In quanti modi non è stata declinata, nelle lettere sudafricane, la vicenda dell’apartheid? Non solo, mentre la segregazione era in atto, da autori e autrici dissidenti – soprattutto bianchi nella narrativa e neri nella poesia – ma anche dopo il 1994. L’apartheid è stata una ferita troppo profonda, e durata troppo a lungo, per non necessitare di una complessa elaborazione, anche da parte delle generazioni che ormai non hanno vissuto di persona il sistema politico della discriminazione. Non avrebbe potuto non essere un’onda lunga. Nemmeno una Commissione per la Verità e la Riconciliazione poteva bastare.
«La Commissione ci ha messo un cerotto sopra, ma senza guarirla – dice l’autrice di questo bel romanzo –. E la ferita con l’andar del tempo si è infettata. La Commissione non è penetrata nella società. Da parte mia, osservo il razzismo domestico, non quello di Stato». Yewande Omotoso in effetti non si addentra in analisi politiche o storiche. Si “limita” a raccontare una storia, ambientata in un microcosmo non casuale, con due coprotagoniste che rimangono fedeli al proprio carattere fino alla fine, anche se con un germoglio di cambiamento sorprendente. Tanto più se si considera che le due sono ultraottantenni e l’una è bianca (Marion) e l’altra nera (Hortensia).
Il microcosmo è quello di un quartiere residenziale di Città del Capo, una quarantina di abitazioni, popolato da soli bianchi. Finché, un giorno del 1994, non vi trasloca Hortensia: una donna benestante, senza figli, venuta dalla Nigeria col marito inglese. La nuova arrivata non risparmierà le sue frecciate a Marion e alla comunità “pallida” che la circonda, la quale si guarda bene dallo spalancarle le porte («Per Marion i neri erano dappertutto, anche troppi»), se non quelle di un «comitato» che è una sorta di assembla di condominio. Ma se la franchezza di Hortensia sorprende e fa riflettere il lettore, non la rende automaticamente un’eroina. Perché questa donna ostenta una simile corazza? Un incidente che coinvolge entrambe le loro case confinanti obbligherà le due donne a una pur faticosa condivisione di vita. «Il muro è ciò che li separa ma anche quel che permette loro di comunicare» è l’azzeccata frase di Simone Weil che l’autrice pone a esergo del suo romanzo (il primo che esce in italiano, ma non è il suo esordio letterario). Insomma una riflessione sul razzismo (e non solo: per esempio anche sulla condizione femminile) intessuta sul filo di vicende private che sono il precipitato di una storia assai più vasta.

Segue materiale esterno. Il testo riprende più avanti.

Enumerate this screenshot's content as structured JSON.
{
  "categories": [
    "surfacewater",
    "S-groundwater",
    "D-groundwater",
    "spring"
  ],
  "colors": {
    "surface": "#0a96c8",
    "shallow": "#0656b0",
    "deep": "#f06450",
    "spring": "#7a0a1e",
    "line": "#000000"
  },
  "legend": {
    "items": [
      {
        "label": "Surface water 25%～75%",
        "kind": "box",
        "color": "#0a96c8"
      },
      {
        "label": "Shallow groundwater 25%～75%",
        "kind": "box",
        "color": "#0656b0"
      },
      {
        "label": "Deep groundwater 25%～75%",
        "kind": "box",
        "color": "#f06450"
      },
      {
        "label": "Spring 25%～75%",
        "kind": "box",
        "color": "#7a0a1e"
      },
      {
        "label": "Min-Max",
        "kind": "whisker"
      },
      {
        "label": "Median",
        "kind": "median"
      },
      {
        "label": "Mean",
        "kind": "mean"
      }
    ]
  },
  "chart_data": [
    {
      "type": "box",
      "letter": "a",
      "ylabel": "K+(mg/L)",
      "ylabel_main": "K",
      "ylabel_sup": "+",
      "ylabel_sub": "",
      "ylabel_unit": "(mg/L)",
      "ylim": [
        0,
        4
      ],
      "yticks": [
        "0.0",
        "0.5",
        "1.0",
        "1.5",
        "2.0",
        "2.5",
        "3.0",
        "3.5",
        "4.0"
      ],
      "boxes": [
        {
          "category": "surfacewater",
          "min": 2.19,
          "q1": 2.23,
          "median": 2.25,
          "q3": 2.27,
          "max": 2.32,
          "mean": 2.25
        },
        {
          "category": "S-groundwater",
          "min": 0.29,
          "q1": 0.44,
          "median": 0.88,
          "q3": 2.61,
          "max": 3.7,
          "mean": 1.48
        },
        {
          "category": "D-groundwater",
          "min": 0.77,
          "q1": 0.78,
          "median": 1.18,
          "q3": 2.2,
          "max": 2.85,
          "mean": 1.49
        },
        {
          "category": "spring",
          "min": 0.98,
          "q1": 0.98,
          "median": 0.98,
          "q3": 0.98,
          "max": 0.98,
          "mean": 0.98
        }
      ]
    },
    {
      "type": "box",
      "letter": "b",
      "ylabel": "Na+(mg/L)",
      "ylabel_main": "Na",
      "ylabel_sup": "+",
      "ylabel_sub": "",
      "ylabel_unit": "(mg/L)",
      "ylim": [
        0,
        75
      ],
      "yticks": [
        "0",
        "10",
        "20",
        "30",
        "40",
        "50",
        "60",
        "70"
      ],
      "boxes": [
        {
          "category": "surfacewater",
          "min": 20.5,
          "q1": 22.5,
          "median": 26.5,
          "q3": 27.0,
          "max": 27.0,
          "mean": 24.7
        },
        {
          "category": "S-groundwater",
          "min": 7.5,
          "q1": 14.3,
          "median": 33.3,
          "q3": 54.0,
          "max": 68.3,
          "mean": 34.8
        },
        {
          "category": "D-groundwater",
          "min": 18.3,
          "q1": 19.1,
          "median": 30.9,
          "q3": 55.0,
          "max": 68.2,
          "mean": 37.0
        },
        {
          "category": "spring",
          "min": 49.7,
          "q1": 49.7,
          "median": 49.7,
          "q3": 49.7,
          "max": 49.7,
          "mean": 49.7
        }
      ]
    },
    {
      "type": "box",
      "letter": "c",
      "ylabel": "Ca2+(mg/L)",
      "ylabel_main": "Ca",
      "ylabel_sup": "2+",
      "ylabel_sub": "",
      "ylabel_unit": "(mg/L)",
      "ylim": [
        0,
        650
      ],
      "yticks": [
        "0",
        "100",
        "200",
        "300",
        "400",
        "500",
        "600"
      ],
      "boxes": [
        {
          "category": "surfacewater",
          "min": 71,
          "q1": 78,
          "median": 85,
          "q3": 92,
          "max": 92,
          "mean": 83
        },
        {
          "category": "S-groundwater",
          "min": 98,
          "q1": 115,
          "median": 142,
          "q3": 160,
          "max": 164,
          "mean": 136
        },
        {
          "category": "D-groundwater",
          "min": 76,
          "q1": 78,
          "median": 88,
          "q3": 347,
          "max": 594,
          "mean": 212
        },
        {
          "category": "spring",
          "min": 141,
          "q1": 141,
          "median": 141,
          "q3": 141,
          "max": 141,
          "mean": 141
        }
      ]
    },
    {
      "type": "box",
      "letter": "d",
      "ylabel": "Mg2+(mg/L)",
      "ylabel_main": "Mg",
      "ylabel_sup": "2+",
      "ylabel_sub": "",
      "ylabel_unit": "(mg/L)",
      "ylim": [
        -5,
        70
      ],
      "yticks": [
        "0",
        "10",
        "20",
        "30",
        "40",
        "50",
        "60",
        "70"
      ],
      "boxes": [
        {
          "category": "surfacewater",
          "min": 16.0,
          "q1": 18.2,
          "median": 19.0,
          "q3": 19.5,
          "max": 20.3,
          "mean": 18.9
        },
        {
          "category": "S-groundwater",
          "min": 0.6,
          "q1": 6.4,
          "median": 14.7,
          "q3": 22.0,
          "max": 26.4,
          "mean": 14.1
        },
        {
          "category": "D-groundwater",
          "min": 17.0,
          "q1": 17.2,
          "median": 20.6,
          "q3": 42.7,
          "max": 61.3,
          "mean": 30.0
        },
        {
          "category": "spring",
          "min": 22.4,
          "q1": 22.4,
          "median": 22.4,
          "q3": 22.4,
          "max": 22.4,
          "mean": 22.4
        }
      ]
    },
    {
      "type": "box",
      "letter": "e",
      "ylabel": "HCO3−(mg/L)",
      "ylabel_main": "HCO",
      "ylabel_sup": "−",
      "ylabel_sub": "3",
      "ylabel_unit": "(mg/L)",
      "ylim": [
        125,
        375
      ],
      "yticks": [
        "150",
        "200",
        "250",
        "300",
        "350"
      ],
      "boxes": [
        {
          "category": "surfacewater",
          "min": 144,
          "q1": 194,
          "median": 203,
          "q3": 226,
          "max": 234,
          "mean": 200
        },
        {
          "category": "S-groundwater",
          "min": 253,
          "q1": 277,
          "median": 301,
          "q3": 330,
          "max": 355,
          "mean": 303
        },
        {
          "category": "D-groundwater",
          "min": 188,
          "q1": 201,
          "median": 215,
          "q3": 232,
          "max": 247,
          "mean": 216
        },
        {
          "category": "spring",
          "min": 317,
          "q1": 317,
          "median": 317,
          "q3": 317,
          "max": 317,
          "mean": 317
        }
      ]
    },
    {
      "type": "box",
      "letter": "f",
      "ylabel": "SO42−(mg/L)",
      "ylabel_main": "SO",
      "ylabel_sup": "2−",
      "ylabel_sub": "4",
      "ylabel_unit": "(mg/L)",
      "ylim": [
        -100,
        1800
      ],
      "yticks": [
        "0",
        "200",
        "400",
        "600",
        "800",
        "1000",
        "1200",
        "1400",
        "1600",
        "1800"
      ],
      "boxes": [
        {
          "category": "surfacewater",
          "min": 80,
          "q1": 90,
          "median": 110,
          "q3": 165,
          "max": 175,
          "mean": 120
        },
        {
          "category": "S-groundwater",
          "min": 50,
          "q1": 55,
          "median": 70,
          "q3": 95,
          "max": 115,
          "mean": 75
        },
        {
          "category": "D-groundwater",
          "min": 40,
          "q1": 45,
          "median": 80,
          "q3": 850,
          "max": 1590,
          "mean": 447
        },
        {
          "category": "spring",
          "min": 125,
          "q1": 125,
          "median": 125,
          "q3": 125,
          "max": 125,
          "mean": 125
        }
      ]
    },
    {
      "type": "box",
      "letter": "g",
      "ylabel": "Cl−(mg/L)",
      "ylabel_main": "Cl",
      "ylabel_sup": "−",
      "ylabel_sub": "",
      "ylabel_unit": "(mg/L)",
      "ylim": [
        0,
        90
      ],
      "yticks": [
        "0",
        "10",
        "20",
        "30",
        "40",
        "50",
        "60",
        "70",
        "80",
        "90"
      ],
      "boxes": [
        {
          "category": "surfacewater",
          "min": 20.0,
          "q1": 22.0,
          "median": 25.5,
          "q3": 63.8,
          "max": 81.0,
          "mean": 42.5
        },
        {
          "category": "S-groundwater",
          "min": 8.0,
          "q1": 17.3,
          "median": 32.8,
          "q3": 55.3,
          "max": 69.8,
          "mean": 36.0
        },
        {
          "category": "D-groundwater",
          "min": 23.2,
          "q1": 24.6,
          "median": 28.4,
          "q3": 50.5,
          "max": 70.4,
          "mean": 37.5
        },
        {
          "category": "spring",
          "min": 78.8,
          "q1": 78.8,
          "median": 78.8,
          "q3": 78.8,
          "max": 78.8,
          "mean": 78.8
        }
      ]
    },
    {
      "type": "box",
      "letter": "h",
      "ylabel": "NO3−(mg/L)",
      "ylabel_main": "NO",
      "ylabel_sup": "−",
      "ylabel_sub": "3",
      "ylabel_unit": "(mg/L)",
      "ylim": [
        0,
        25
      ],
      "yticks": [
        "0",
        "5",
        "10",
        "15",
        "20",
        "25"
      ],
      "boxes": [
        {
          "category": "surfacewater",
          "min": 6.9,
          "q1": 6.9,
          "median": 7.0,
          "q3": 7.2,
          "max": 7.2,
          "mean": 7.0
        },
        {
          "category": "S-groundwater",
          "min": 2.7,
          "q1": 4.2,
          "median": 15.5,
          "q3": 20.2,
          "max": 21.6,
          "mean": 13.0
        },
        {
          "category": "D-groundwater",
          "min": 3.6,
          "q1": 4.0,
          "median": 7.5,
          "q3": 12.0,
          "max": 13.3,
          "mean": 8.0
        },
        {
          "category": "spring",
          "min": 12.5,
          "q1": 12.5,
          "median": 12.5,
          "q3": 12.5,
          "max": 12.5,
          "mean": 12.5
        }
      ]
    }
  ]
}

Una parola sull’autrice, che è anche poetessa. Nata alle Barbados, portata in tenera età in Nigeria (il padre è yoruba), ha seguito la famiglia a Città del Capo nel 1992, quando aveva 12 anni – un’età sufficiente per essere consapevole del cambio di ambiente. È diventata architetto e risiede oggi a Johannesburg. Dunque un’identità itinerante (è anche tornata in Nigeria per approfondire la lingua paterna), che non le crea imbarazzo ma che l’ha, anzi, probabilmente aiutata ad assumere quello sguardo personale sulla società sudafricana che esprime nella sua scrittura.